By US Daily Review Staff.
After having recently spent day 1,500 incarcerated in a Dubai prison –without bail, trial, or conviction — Zack Shahin, an American citizen, is the latest jailed foreigner to declare a hunger strike in Dubai, United Arab Emirates (UAE).
Unlike the other, non-American strikers who are protesting their sentences following various convictions, Shahin has never been convicted of any crime. Instead, he is protesting the failure of the U.S. government to make a public issue with UAE authorities over his imprisonment without bail or trial for more than four years.
“I have been imprisoned for over 1,500 days,” says Shahin, in a message from his prison in Dubai. “My government has never said a word about me publicly, because they don’t want to spoil their comfortable relationship here. Meanwhile, they speak out for people in lots of other countries, like China. Do I have to die here before I get the same consideration?”
Following his arrest in March 2008 amid allegations of corruption against various directors and officers of Deyaar, Shahin has been wrongly singled out as having participated in draining the company of equity. He has been imprisoned without trial by the Dubai government under inhumane conditions for over four years suffering violations of his due process rights under the laws of Dubai. Although various charges have been filed, no resolution of any of them has taken place. Some cases have even been dismissed on the eve before trial, just when Shahin was about to present his defense to the claims against him.
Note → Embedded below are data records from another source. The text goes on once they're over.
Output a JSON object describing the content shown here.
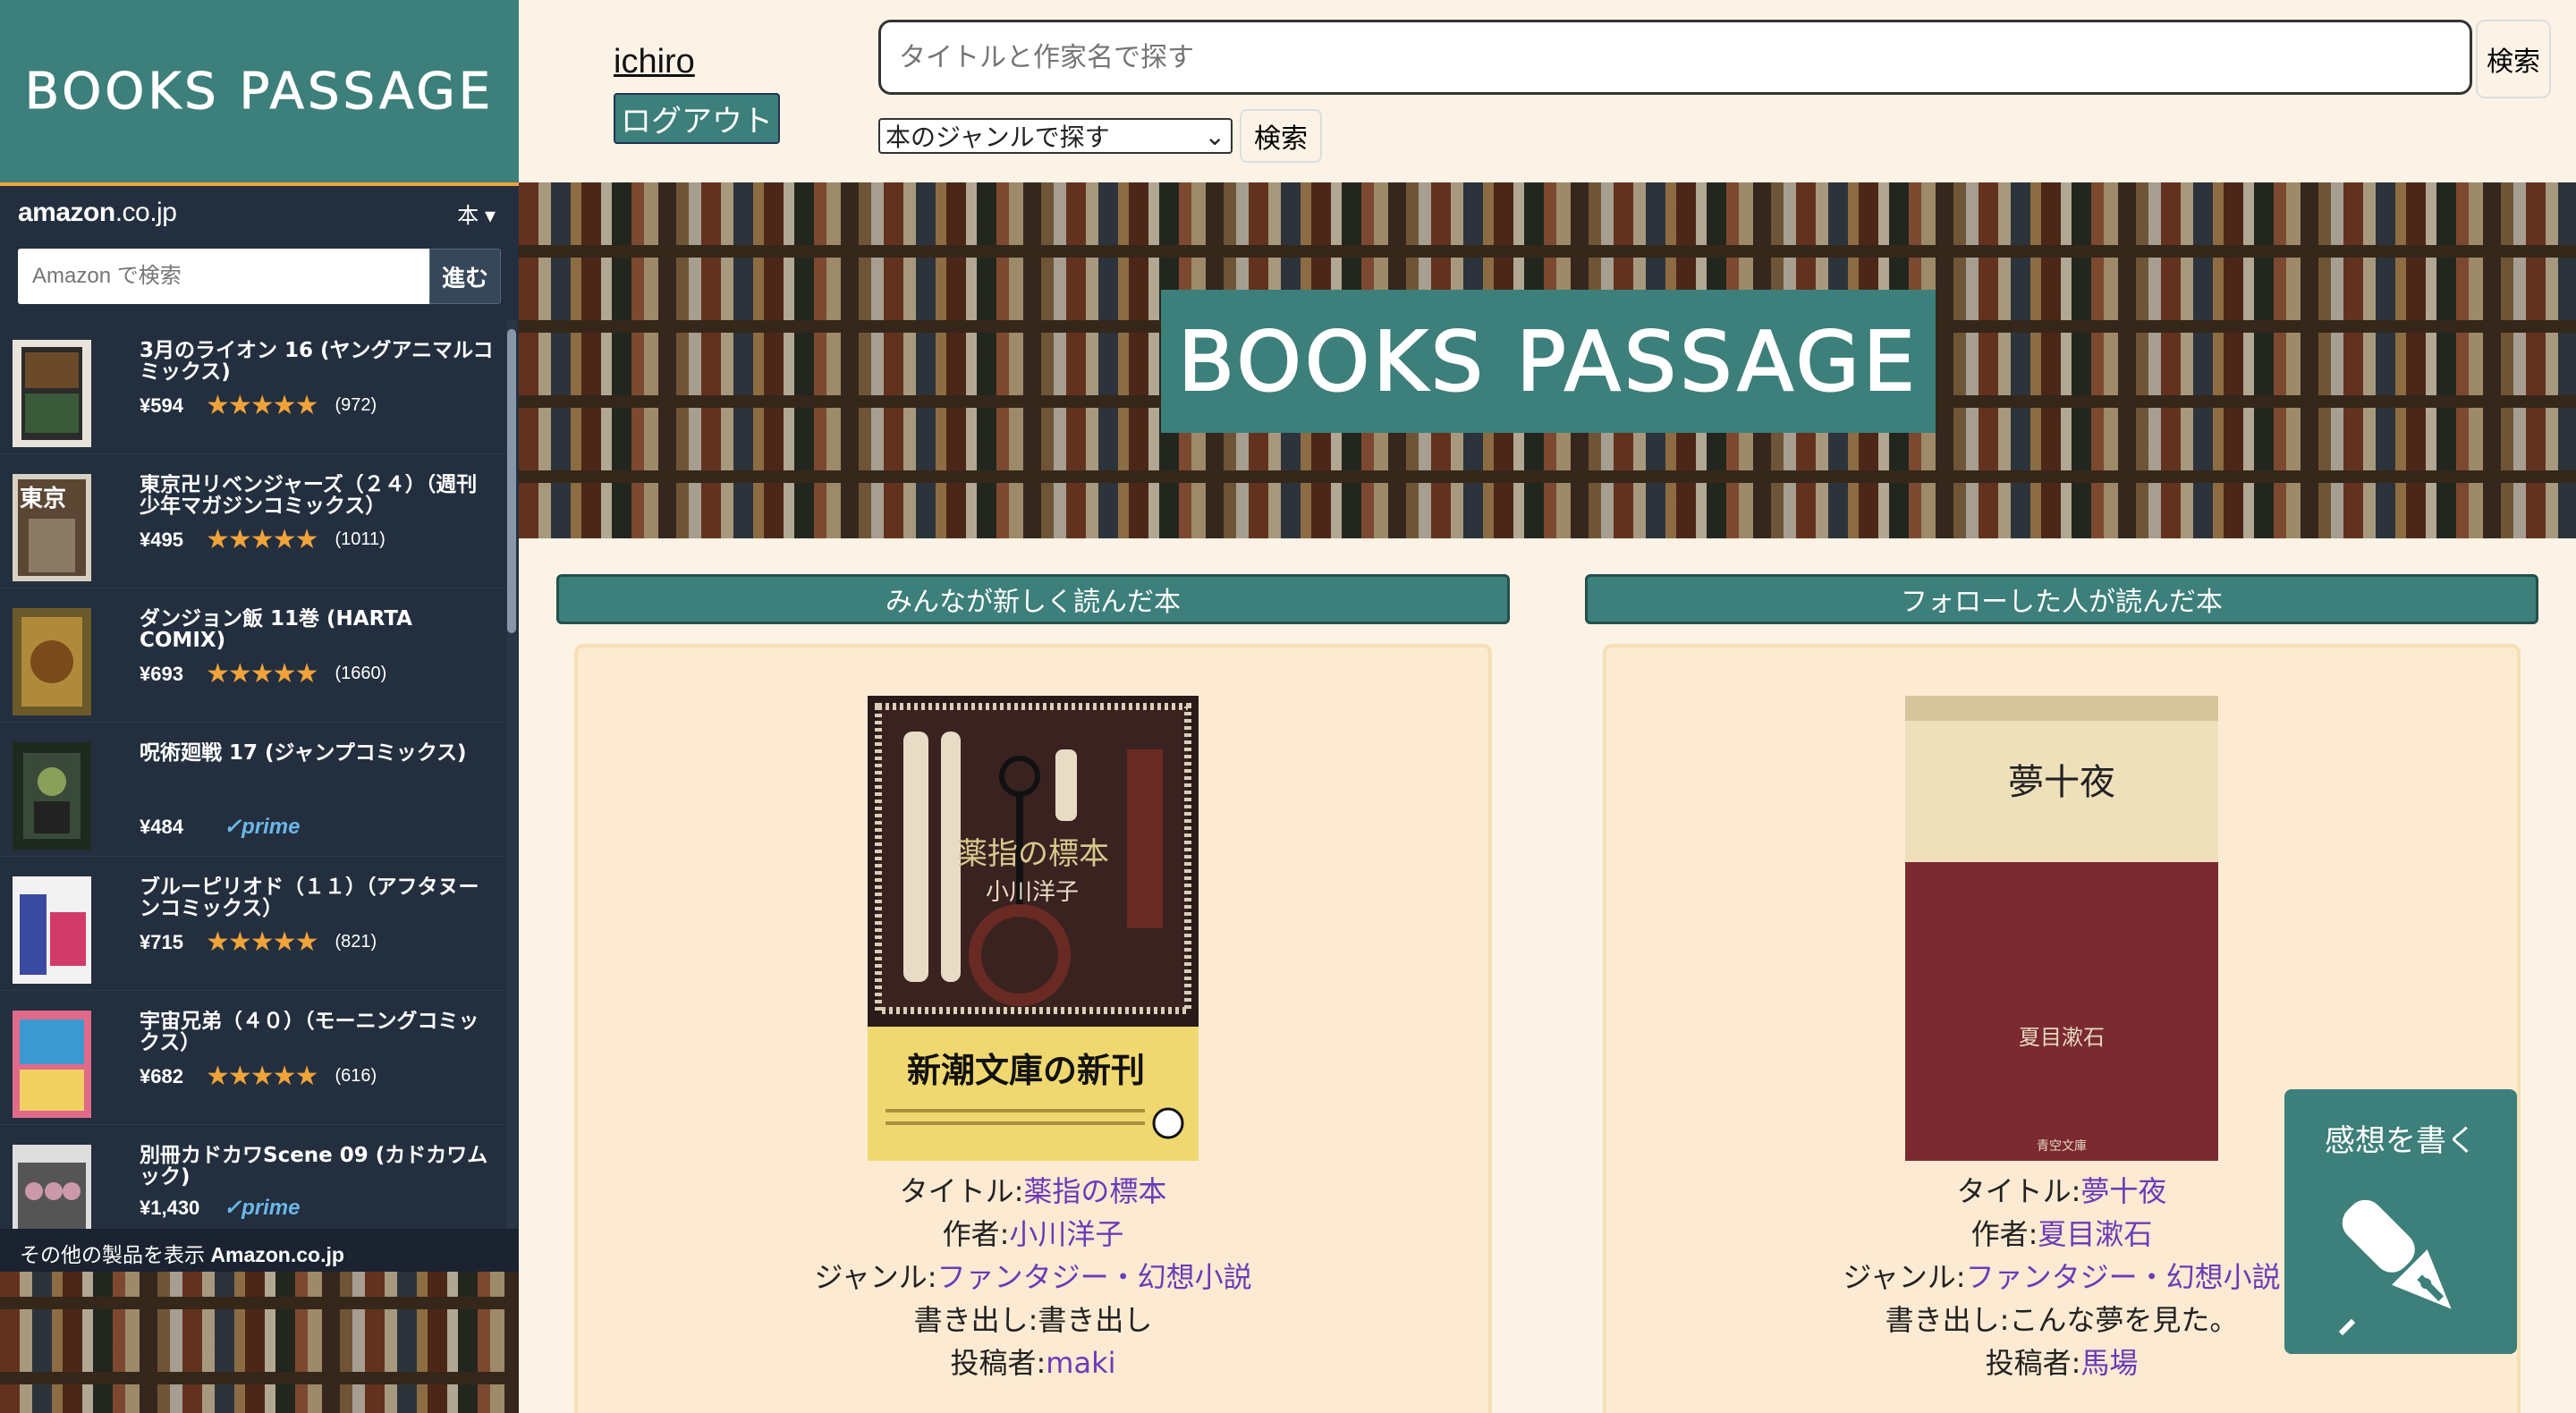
{
  "brand": {
    "title": "BOOKS PASSAGE"
  },
  "header": {
    "username": "ichiro",
    "logout_label": "ログアウト",
    "search_placeholder": "タイトルと作家名で探す",
    "search_button": "検索",
    "genre_select_value": "本のジャンルで探す",
    "genre_search_button": "検索"
  },
  "hero": {
    "title": "BOOKS PASSAGE"
  },
  "amazon": {
    "logo_main": "amazon",
    "logo_tld": ".co.jp",
    "category": "本",
    "search_placeholder": "Amazon で検索",
    "go_label": "進む",
    "footer_prefix": "その他の製品を表示 ",
    "footer_brand": "Amazon.co.jp",
    "items": [
      {
        "title": "3月のライオン 16 (ヤングアニマルコミックス)",
        "price": "¥594",
        "stars": "★★★★★",
        "count": "(972)",
        "prime": ""
      },
      {
        "title": "東京卍リベンジャーズ（２４）（週刊少年マガジンコミックス）",
        "price": "¥495",
        "stars": "★★★★★",
        "count": "(1011)",
        "prime": ""
      },
      {
        "title": "ダンジョン飯 11巻 (HARTA COMIX)",
        "price": "¥693",
        "stars": "★★★★★",
        "count": "(1660)",
        "prime": ""
      },
      {
        "title": "呪術廻戦 17 (ジャンプコミックス)",
        "price": "¥484",
        "stars": "",
        "count": "",
        "prime": "✓prime"
      },
      {
        "title": "ブルーピリオド（１１）（アフタヌーンコミックス）",
        "price": "¥715",
        "stars": "★★★★★",
        "count": "(821)",
        "prime": ""
      },
      {
        "title": "宇宙兄弟（４０）（モーニングコミックス）",
        "price": "¥682",
        "stars": "★★★★★",
        "count": "(616)",
        "prime": ""
      },
      {
        "title": "別冊カドカワScene 09 (カドカワムック)",
        "price": "¥1,430",
        "stars": "",
        "count": "",
        "prime": "✓prime"
      }
    ]
  },
  "columns": {
    "left": {
      "header": "みんなが新しく読んだ本",
      "cover_title": "薬指の標本",
      "cover_author": "小川洋子",
      "cover_band": "新潮文庫の新刊",
      "title_label": "タイトル:",
      "title": "薬指の標本",
      "author_label": "作者:",
      "author": "小川洋子",
      "genre_label": "ジャンル:",
      "genre": "ファンタジー・幻想小説",
      "opening_label": "書き出し:",
      "opening": "書き出し",
      "poster_label": "投稿者:",
      "poster": "maki"
    },
    "right": {
      "header": "フォローした人が読んだ本",
      "cover_title": "夢十夜",
      "cover_author": "夏目漱石",
      "cover_publisher": "青空文庫",
      "title_label": "タイトル:",
      "title": "夢十夜",
      "author_label": "作者:",
      "author": "夏目漱石",
      "genre_label": "ジャンル:",
      "genre": "ファンタジー・幻想小説",
      "opening_label": "書き出し:",
      "opening": "こんな夢を見た。",
      "poster_label": "投稿者:",
      "poster": "馬場"
    }
  },
  "fab": {
    "label": "感想を書く"
  },
  "colors": {
    "teal": "#3d7f7a",
    "cream": "#fcf3e6",
    "card": "#fcebd2",
    "link": "#6c3ab8",
    "amazon_bg": "#232f3e"
  }
}
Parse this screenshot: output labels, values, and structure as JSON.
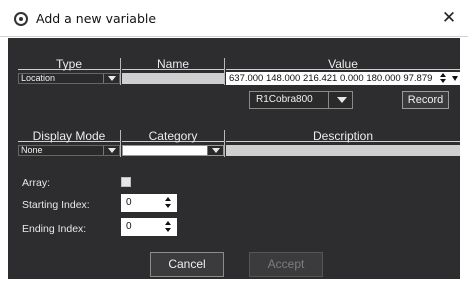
{
  "window": {
    "title": "Add a new variable",
    "close_glyph": "✕"
  },
  "headers": {
    "type": "Type",
    "name": "Name",
    "value": "Value",
    "display_mode": "Display Mode",
    "category": "Category",
    "description": "Description"
  },
  "type_combo": {
    "selected": "Location"
  },
  "name_field": {
    "value": ""
  },
  "value_field": {
    "value": "637.000 148.000 216.421 0.000 180.000 97.879"
  },
  "robot_combo": {
    "selected": "R1Cobra800"
  },
  "record_button": {
    "label": "Record"
  },
  "display_mode_combo": {
    "selected": "None"
  },
  "category_combo": {
    "selected": ""
  },
  "description_field": {
    "value": ""
  },
  "array": {
    "label": "Array:",
    "checked": false
  },
  "starting_index": {
    "label": "Starting Index:",
    "value": "0"
  },
  "ending_index": {
    "label": "Ending Index:",
    "value": "0"
  },
  "buttons": {
    "cancel": "Cancel",
    "accept": "Accept"
  },
  "colors": {
    "dialog_bg": "#2d2d30",
    "title_bg": "#ffffff",
    "disabled_text": "#7d7d7d"
  },
  "icons": [
    "app-icon",
    "close-icon",
    "chevron-down-icon",
    "spinner-icon"
  ]
}
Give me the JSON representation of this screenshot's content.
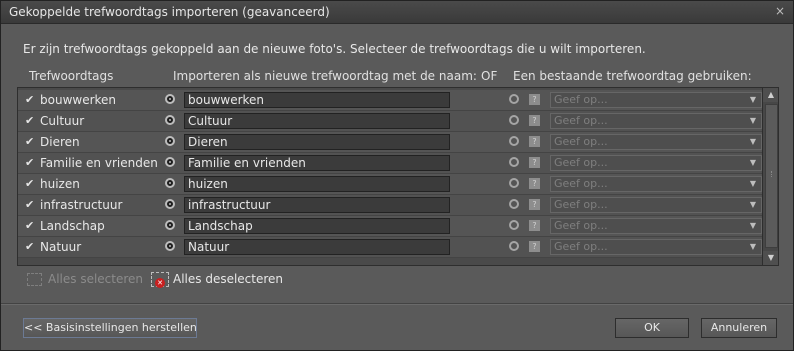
{
  "dialog": {
    "title": "Gekoppelde trefwoordtags importeren (geavanceerd)",
    "close_glyph": "×"
  },
  "intro": "Er zijn trefwoordtags gekoppeld aan de nieuwe foto's. Selecteer de trefwoordtags die u wilt importeren.",
  "columns": {
    "tags": "Trefwoordtags",
    "import_as": "Importeren als nieuwe trefwoordtag met de naam:",
    "or": "OF",
    "existing": "Een bestaande trefwoordtag gebruiken:"
  },
  "checkbox_glyph": "✔",
  "help_glyph": "?",
  "combo_placeholder": "Geef op...",
  "combo_arrow": "▼",
  "rows": [
    {
      "name": "bouwwerken",
      "import_name": "bouwwerken"
    },
    {
      "name": "Cultuur",
      "import_name": "Cultuur"
    },
    {
      "name": "Dieren",
      "import_name": "Dieren"
    },
    {
      "name": "Familie en vrienden",
      "import_name": "Familie en vrienden"
    },
    {
      "name": "huizen",
      "import_name": "huizen"
    },
    {
      "name": "infrastructuur",
      "import_name": "infrastructuur"
    },
    {
      "name": "Landschap",
      "import_name": "Landschap"
    },
    {
      "name": "Natuur",
      "import_name": "Natuur"
    }
  ],
  "scrollbar": {
    "up": "▲",
    "down": "▼"
  },
  "select_all": "Alles selecteren",
  "deselect_all": "Alles deselecteren",
  "deselect_glyph": "✕",
  "buttons": {
    "reset": "<< Basisinstellingen herstellen",
    "ok": "OK",
    "cancel": "Annuleren"
  },
  "colors": {
    "dialog_bg": "#5a5a5a",
    "accent_outline": "#6c7a94",
    "deselect_icon": "#c92020"
  }
}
Shahin has had over 200 court hearings, yet only 17 lasted longer than 3 minutes and all were less than 40 minutes.
“All I want is due process, to be able to post bail, see my family, and a fair chance to show in court that I am innocent,” added Shahin. “Is that too much for my government to ask? ”
The U.S. government has witnessed these due process abuses, while periodically inquiring about the status of his cases in the Dubai courts and sending its Embassy representatives to court hearings. They have witnessed first-hand four years of delays, due to the prosecutors and judges failing to show up at scheduled hearings. However, the U.S. government appears timid to express a more forceful position in seeking fairness and justice in Zack’s case.